Getting to the root of autism

À la source de l’autisme

Stephen Scherer, chercheur au SickKids, explique les causes génétiques de l’autisme aux parents
20 octobre 2015

Aux dires de Stephen Scherer, son parcours professionnel, directeur du Centre for Applied Genomics à l’Hospital for Sick Children (SickKids) de Toronto et éminent chercheur sur l’autisme au monde, relève d’une pure coïncidence.

À la fin des années 1990, il faisait partie de l’équipe de scientifiques du SickKids assigné au projet sur le génome humain. Ils devaient cartographier et séquencer le chromosome 7, une partie du génome connue peu après comme porteuse des gènes associés à l’autisme. « À l’époque, je ne connaissais pas l’autisme. J’ai appris que nous traitions des centaines d’enfants atteints de ce trouble chaque année, explique-t-il. J’ai compris que je devais me pencher sur cette question. »

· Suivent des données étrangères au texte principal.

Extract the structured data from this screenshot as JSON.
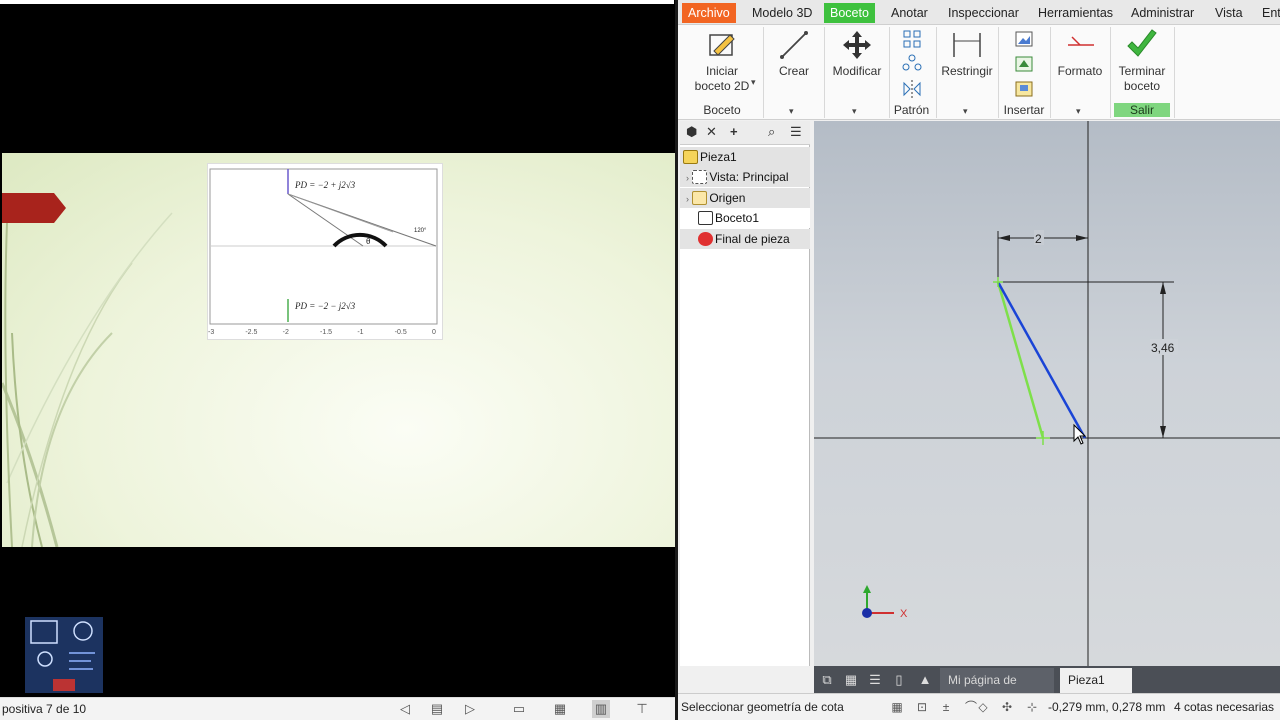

Grâce à une contribution de la Fondation canadienne pour l’innovation (FCI), l’hôpital s’est procuré la dernière technologie de puce à ADN (outil qui décèle les mutations dans des gènes particuliers). Le chercheur a ainsi pu analyser l’ADN d’enfants autistes à une résolution supérieure. Les chercheurs du SickKids sont les deuxièmes en Amérique du Nord à se procurer cette technologie, suivant de près une équipe de Houston, au Texas, qui a participé à sa création. M. Scherer a été le premier à démontrer que des erreurs de réplication des cellules de l’ADN peuvent expliquer que des personnes ne reçoivent pas la même quantité de copies d’un gène de chacun des parents ‒ un phénomène appelé variation du nombre de copies qui pourrait être à l’origine de troubles comme l’autisme.

« C’était révolutionnaire, dit M. Scherer. Jusqu’à la publication de ces résultats en 2004, ces variantes n’étaient pas pris en compte dans les études génétiques parce qu’on en ignorait l’existence. Aujourd’hui, l’étude de cette variation s’est répandue aux domaines de recherche sur les maladies génétiques tant chez les humains que chez les animaux. » En septembre dernier, Thomson Reuters a avancé que M. Scherer pourrait recevoir le prix Nobel de physiologie ou de médecine.

VISIONNEZ : Stephen Scherer décrit la nature compétitive et créative de la science (en anglais seulement)

De 2007 à 2013, le laboratoire de M. Scherer a publié des articles sur les analyses de l’ADN d’enfants atteints d’autisme à l’aide d’une technologie d’une résolution inégalée. À l’été de 2013, l’équipe du chercheur était en mesure d’expliquer à près de 50 pour cent des familles étudiées les facteurs génétiques qui causaient l’autisme de leur enfant alors qu’en 2007, seulement 10 pour cent des familles recevaient une telle explication.

En mai dernier, M. Scherer a collaboré avec le bio-informaticien créateur d’un algorithme informatique pour mesurer la probabilité d’une mutation génétique à l’origine de l’autisme. « Désormais, explique M. Scherer, les laboratoires de diagnostic utilisent cet algorithme pour tester les gènes des familles touchées par l’autisme. »

M. Sherer a toujours pu compter sur le soutien de la FCI. Je suis probablement le Canadien ayant reçu le plus grand nombre de contributions de la FCI », plaisante-t-il. La majorité du financement a servi à l’achat de technologies et de matériel informatique, dont plusieurs appareils de séquençage de la prochaine génération utilisés dans son laboratoire et une capacité informatique à haut rendement pour analyser sur place les données volumineuses produites par son équipe. « La génomique est véritablement une science de l’information. Les scientifiques de premier plan ont accès à la plus grande quantité de renseignements, avance M. Scherer. Et comme l’information est produite par des technologies de pointe, nos résultats sont exceptionnels. C’est ce qui m’incite à rester au Canada. »

Cette histoire a été publiée à l’origine en novembre 2014.